A blog about politics.

Today in Iraq

All right. So we have 4000 troops--a brigade plus--searching for the missing American soldiers south of Baghdad. We have another brigade diverted north from Baghdad to Diyala, where the war has escalated and the situation is a dangerous mess. The question is, who's minding the surge? And while some neighborhoods in Baghdad may be--marginally, temporarily--safer now, the essential nature of the Iraq war hasn't changed: whack-a-mole. Very depressing.

Another View: David Ignatius on the ground in Baghdad. I read this as the military commanders trying to put on a good face--some progress on the ground--but essentially pessimistic about the prospect of a political deal among the Iraqis. Which meanas the essential nature of the political situation in Iraq hassn't changed, either: sectarian stalemate.

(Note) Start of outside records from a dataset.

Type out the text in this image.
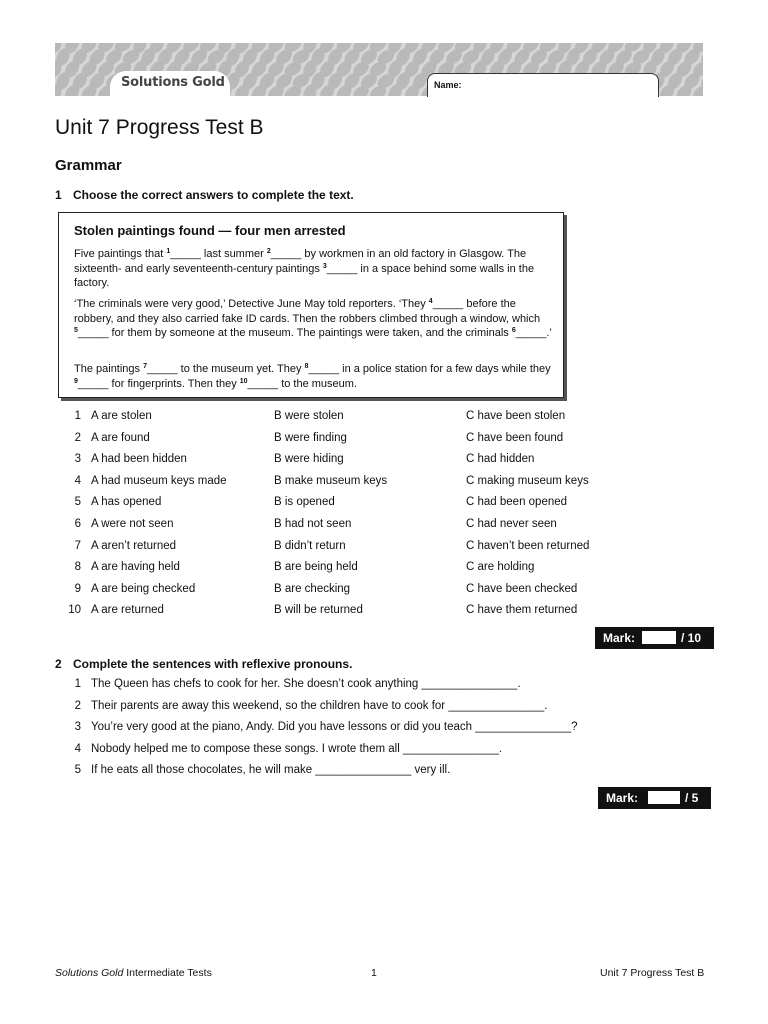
Solutions Gold	Name:
Unit 7 Progress Test B
Grammar
1 Choose the correct answers to complete the text.
Stolen paintings found — four men arrested

Five paintings that $^1$_____ last summer $^2$_____ by workmen in an old factory in Glasgow. The sixteenth- and early seventeenth-century paintings $^3$_____ in a space behind some walls in the factory.

‘The criminals were very good,’ Detective June May told reporters. ‘They $^4$_____ before the robbery, and they also carried fake ID cards. Then the robbers climbed through a window, which $^5$_____ for them by someone at the museum. The paintings were taken, and the criminals $^6$_____.’

The paintings $^7$_____ to the museum yet. They $^8$_____ in a police station for a few days while they $^9$_____ for fingerprints. Then they $^{10}$_____ to the museum.

1 A are stolen	B were stolen	C have been stolen
2 A are found	B were finding	C have been found
3 A had been hidden	B were hiding	C had hidden
4 A had museum keys made	B make museum keys	C making museum keys
5 A has opened	B is opened	C had been opened
6 A were not seen	B had not seen	C had never seen
7 A aren’t returned	B didn’t return	C haven’t been returned
8 A are having held	B are being held	C are holding
9 A are being checked	B are checking	C have been checked
10 A are returned	B will be returned	C have them returned
Mark:	/ 10
2 Complete the sentences with reflexive pronouns.
1 The Queen has chefs to cook for her. She doesn’t cook anything _______________.
2 Their parents are away this weekend, so the children have to cook for _______________.
3 You’re very good at the piano, Andy. Did you have lessons or did you teach _______________?
4 Nobody helped me to compose these songs. I wrote them all _______________.
5 If he eats all those chocolates, he will make _______________ very ill.
Mark:	/ 5
Solutions Gold Intermediate Tests	1	Unit 7 Progress Test B
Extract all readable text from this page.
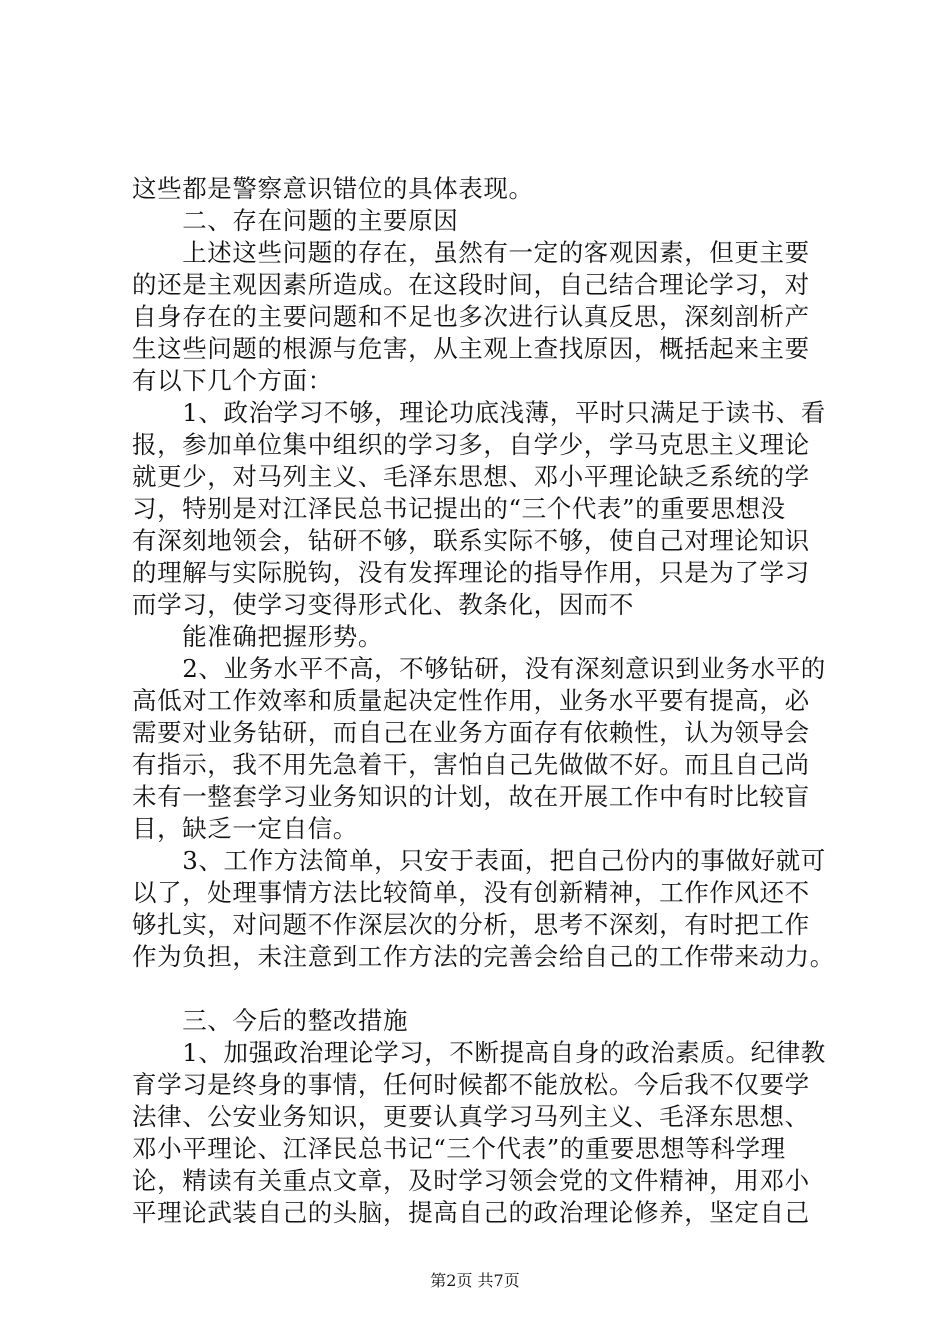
这些都是警察意识错位的具体表现。
　　二、存在问题的主要原因
　　上述这些问题的存在，虽然有一定的客观因素，但更主要
的还是主观因素所造成。在这段时间，自己结合理论学习，对
自身存在的主要问题和不足也多次进行认真反思，深刻剖析产
生这些问题的根源与危害，从主观上查找原因，概括起来主要
有以下几个方面：
　　1、政治学习不够，理论功底浅薄，平时只满足于读书、看
报，参加单位集中组织的学习多，自学少，学马克思主义理论
就更少，对马列主义、毛泽东思想、邓小平理论缺乏系统的学
习，特别是对江泽民总书记提出的“三个代表”的重要思想没
有深刻地领会，钻研不够，联系实际不够，使自己对理论知识
的理解与实际脱钩，没有发挥理论的指导作用，只是为了学习
而学习，使学习变得形式化、教条化，因而不
　　能准确把握形势。
　　2、业务水平不高，不够钻研，没有深刻意识到业务水平的
高低对工作效率和质量起决定性作用，业务水平要有提高，必
需要对业务钻研，而自己在业务方面存有依赖性，认为领导会
有指示，我不用先急着干，害怕自己先做做不好。而且自己尚
未有一整套学习业务知识的计划，故在开展工作中有时比较盲
目，缺乏一定自信。
　　3、工作方法简单，只安于表面，把自己份内的事做好就可
以了，处理事情方法比较简单，没有创新精神，工作作风还不
够扎实，对问题不作深层次的分析，思考不深刻，有时把工作
作为负担，未注意到工作方法的完善会给自己的工作带来动力。
　　三、今后的整改措施
　　1、加强政治理论学习，不断提高自身的政治素质。纪律教
育学习是终身的事情，任何时候都不能放松。今后我不仅要学
法律、公安业务知识，更要认真学习马列主义、毛泽东思想、
邓小平理论、江泽民总书记“三个代表”的重要思想等科学理
论，精读有关重点文章，及时学习领会党的文件精神，用邓小
平理论武装自己的头脑，提高自己的政治理论修养，坚定自己
第2页 共7页
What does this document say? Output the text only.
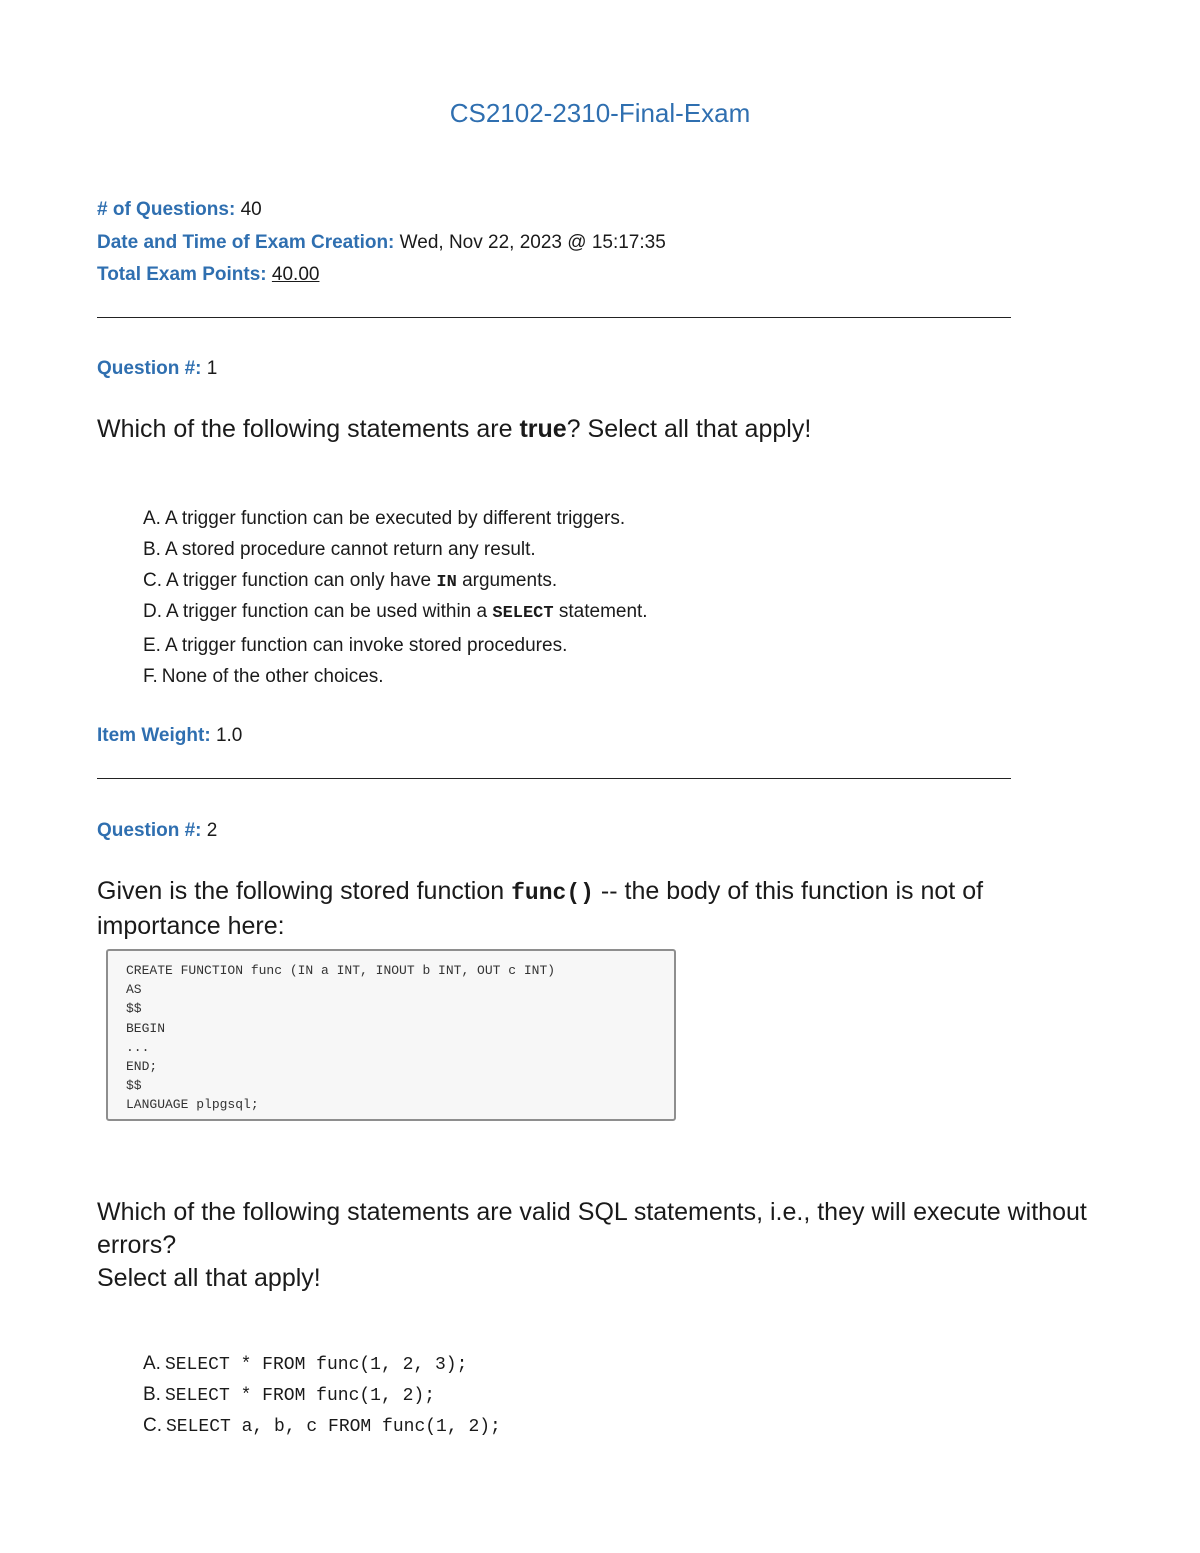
CS2102-2310-Final-Exam
# of Questions: 40
Date and Time of Exam Creation: Wed, Nov 22, 2023 @ 15:17:35
Total Exam Points: 40.00
Question #: 1
Which of the following statements are true? Select all that apply!
A. A trigger function can be executed by different triggers.
B. A stored procedure cannot return any result.
C. A trigger function can only have IN arguments.
D. A trigger function can be used within a SELECT statement.
E. A trigger function can invoke stored procedures.
F. None of the other choices.
Item Weight: 1.0
Question #: 2
Given is the following stored function func() -- the body of this function is not of importance here:
CREATE FUNCTION func (IN a INT, INOUT b INT, OUT c INT)
AS
$$
BEGIN
...
END;
$$
LANGUAGE plpgsql;
Which of the following statements are valid SQL statements, i.e., they will execute without errors?
Select all that apply!
A. SELECT * FROM func(1, 2, 3);
B. SELECT * FROM func(1, 2);
C. SELECT a, b, c FROM func(1, 2);
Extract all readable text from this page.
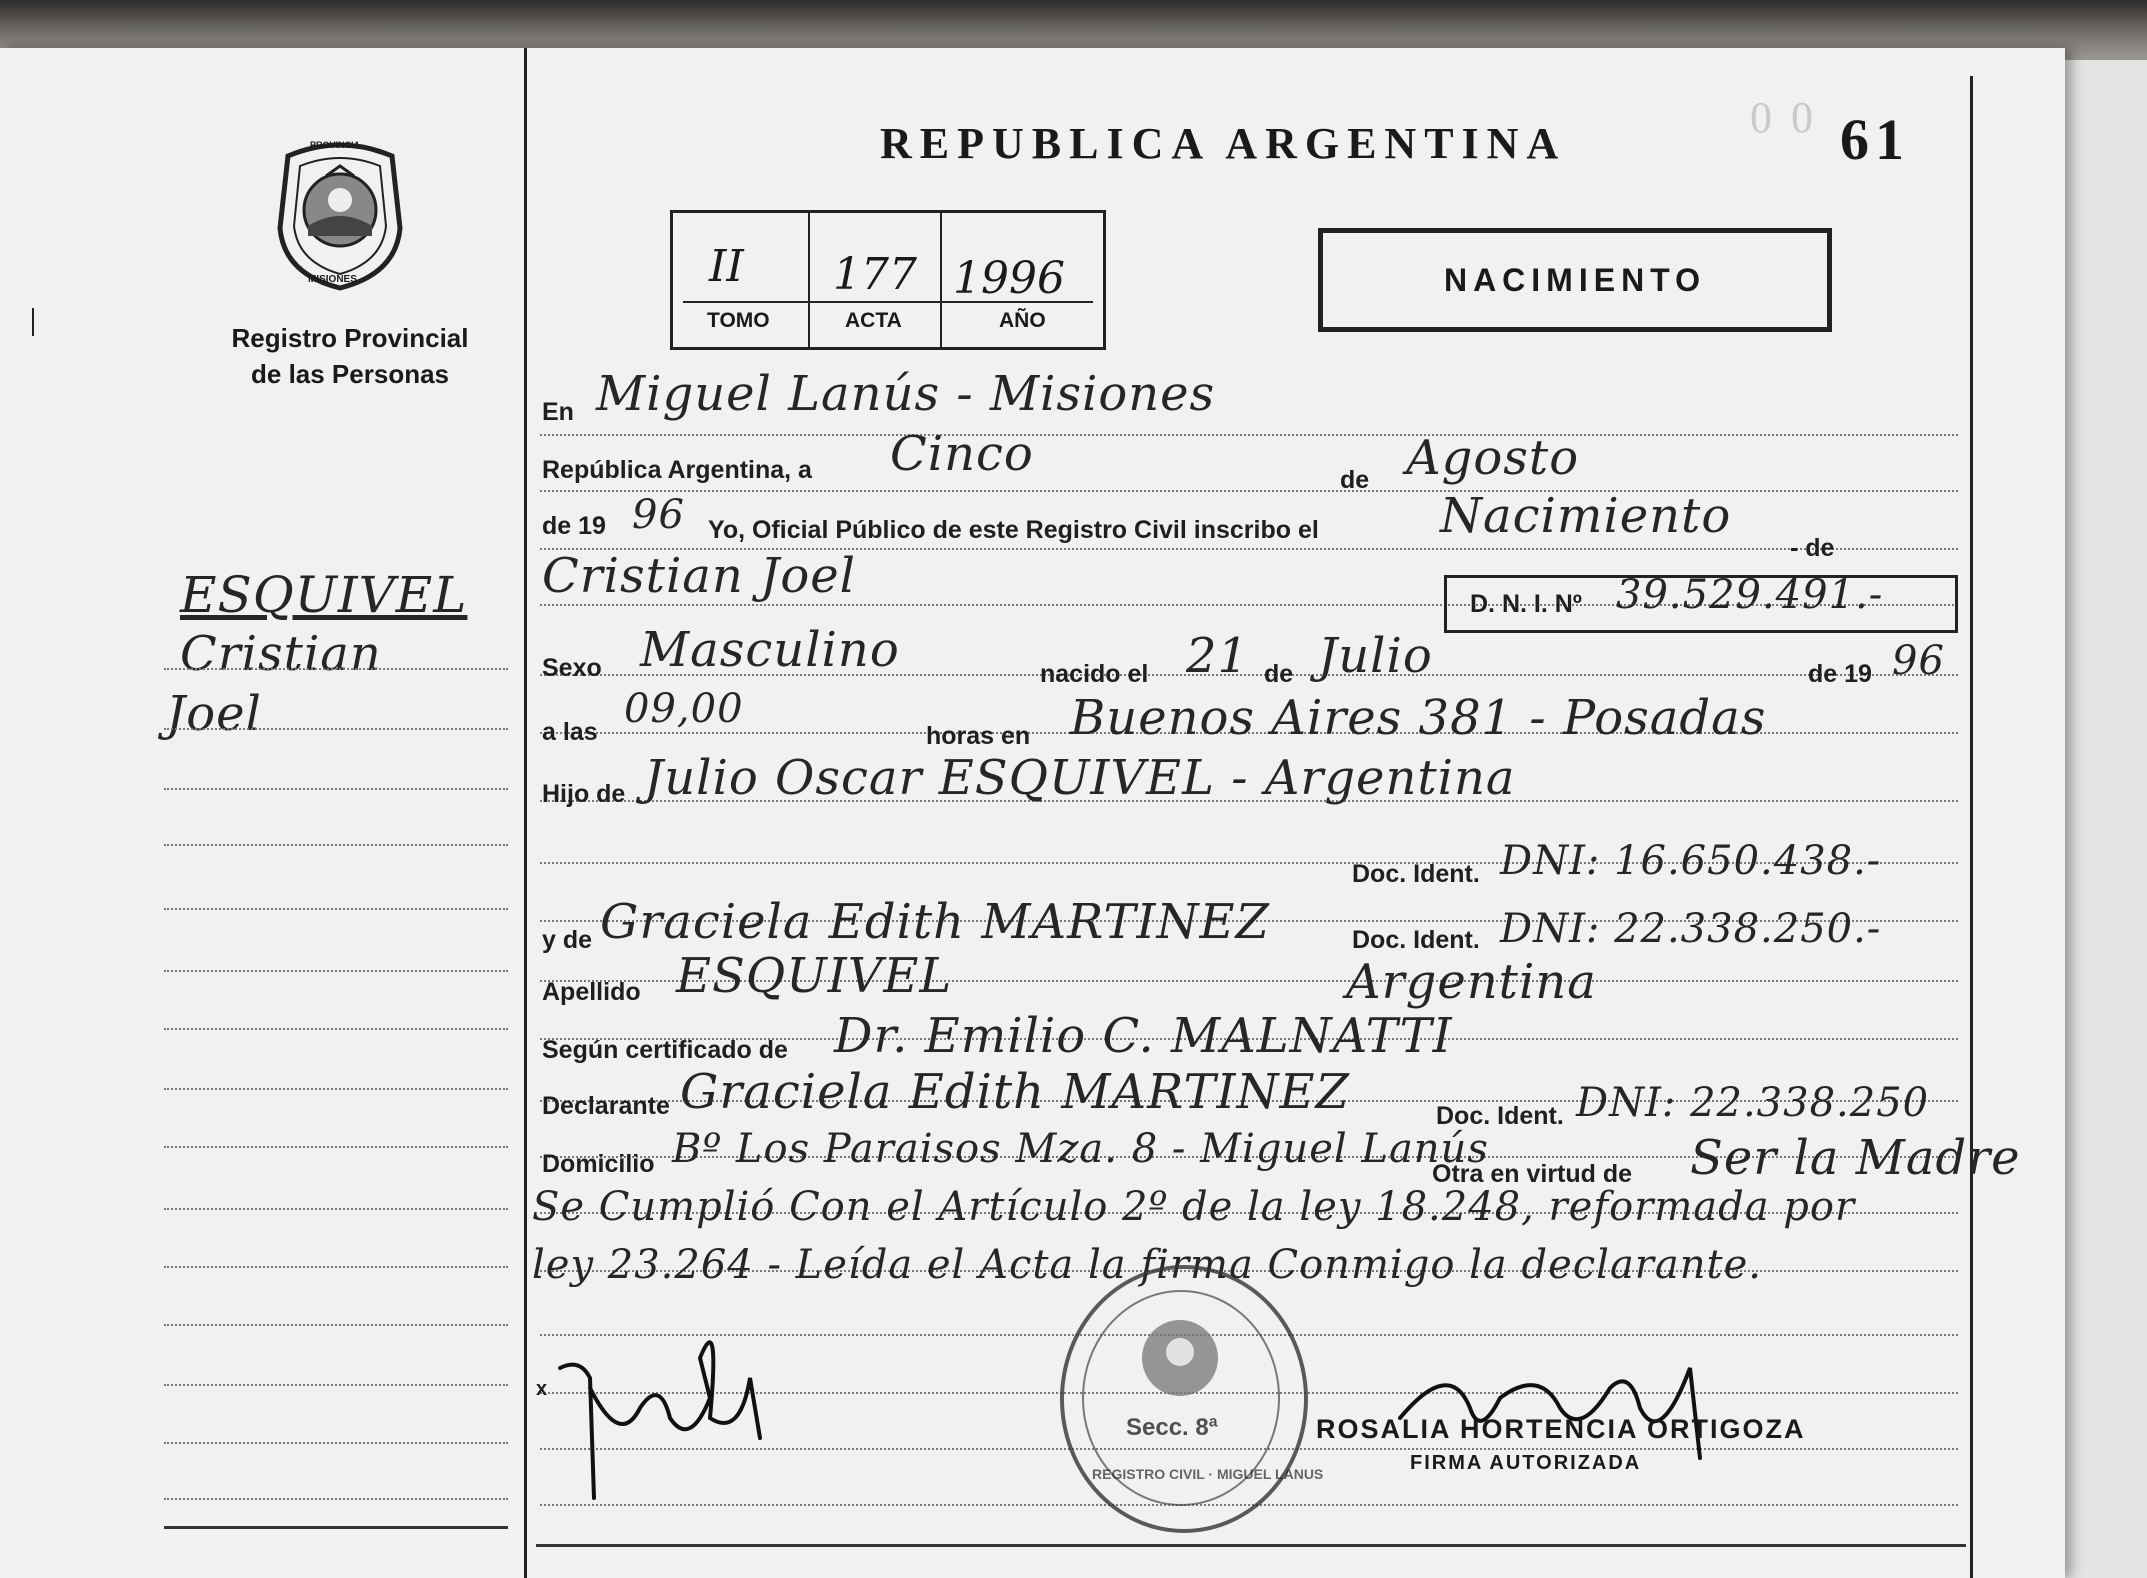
REPUBLICA ARGENTINA
0 0 61
PROVINCIA
MISIONES
Registro Provincial
de las Personas
II 177 1996
TOMO	ACTA	AÑO
NACIMIENTO
ESQUIVEL
Cristian
Joel
En Miguel Lanús - Misiones
República Argentina, a Cinco	de Agosto
de 19 96 Yo, Oficial Público de este Registro Civil inscribo el	Nacimiento
- de
Cristian Joel	D. N. I. Nº 39.529.491.-
Sexo Masculino	nacido el 21 de Julio	de 19 96
a las 09,00
horas en Buenos Aires 381 - Posadas
Hijo de Julio Oscar ESQUIVEL - Argentina
Doc. Ident. DNI: 16.650.438.-
y de Graciela Edith MARTINEZ	Doc. Ident. DNI: 22.338.250.-
Apellido ESQUIVEL	Argentina
Según certificado de Dr. Emilio C. MALNATTI
Declarante Graciela Edith MARTINEZ	Doc. Ident. DNI: 22.338.250
Domicilio Bº Los Paraisos Mza. 8 - Miguel Lanús
Otra en virtud de Ser la Madre
Se Cumplió Con el Artículo 2º de la ley 18.248, reformada por
ley 23.264 - Leída el Acta la firma Conmigo la declarante.
x
Secc. 8ª
REGISTRO CIVIL · MIGUEL LANUS
ROSALIA HORTENCIA ORTIGOZA
FIRMA AUTORIZADA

Heartbreaking: via Josh Marshall.

And then there's this: Huge news from our own Bobby Ghosh in Baghdad. Two years ago, US intel officers told me that organizational meetings for many of the indigenous Sunni insurgent groups were being held in Harith al-Dhari's mosque. His son was arrested for possession of bomb-making equipment--and released, because we were trying to launch a dialogue with the Sunnis. This is not a sign that al-Dhari is ready to play ball with the Maliki government. But it is a sign that the indigenous Sunnis have had quite enough of their foreign extremist partners.